William Lawrence Kocay is a Canadian professor at the department of computer science at St. Paul's College of the University of Manitoba and a graph theorist. He is known for his work in graph algorithms and the reconstruction conjecture and is affectionately referred to as "Wild Bill" by his students. Bill Kocay is a former managing editor (from Jan 1988 to May 1997) of Ars Combinatoria, a Canadian journal of combinatorial mathematics, is a founding fellow of the Institute of Combinatorics and its Applications.

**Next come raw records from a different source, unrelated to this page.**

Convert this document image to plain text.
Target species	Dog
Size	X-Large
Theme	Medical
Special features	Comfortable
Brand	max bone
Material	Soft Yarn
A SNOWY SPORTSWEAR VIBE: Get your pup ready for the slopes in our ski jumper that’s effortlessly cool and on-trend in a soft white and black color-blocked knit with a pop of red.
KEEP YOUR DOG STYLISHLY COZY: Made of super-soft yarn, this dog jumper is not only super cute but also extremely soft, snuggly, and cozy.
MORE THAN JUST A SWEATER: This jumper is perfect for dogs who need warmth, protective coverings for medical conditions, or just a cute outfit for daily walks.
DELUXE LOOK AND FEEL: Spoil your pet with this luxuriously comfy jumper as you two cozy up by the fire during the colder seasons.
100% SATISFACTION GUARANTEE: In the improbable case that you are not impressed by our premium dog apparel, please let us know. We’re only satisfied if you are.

His research interests include algorithms for graphs, the development of mathematical software, the graph reconstruction problem, the graph isomorphism problem, projective geometry, Hamiltonian cycles, planarity, graph embedding algorithms, graphs on surfaces, and combinatorial designs.

==Publications==
- Some new methods in reconstruction theory, W. L. Kocay – Combinatorial mathematics, IX (Brisbane, 1981), LNM
- Some NP-complete problems for hypergraph degree sequences, CJ Colbourn, WL Kocay, DR Stinson – Discrete Applied Mathematics, 1986 – portal.acm.org

==Books and software package==
- Graphs, algorithms, and optimization By William Kocay, Donald L. Kreher, Published 2004, CRC Press, 483 pages
- Groups and graphs – A mainly Mac OS X software package for graphs, digraphs, combinatorial designs, projective configurations, polyhedra, graph embeddings in the torus and projective plane, and automorphism groups. It also constructs fractals.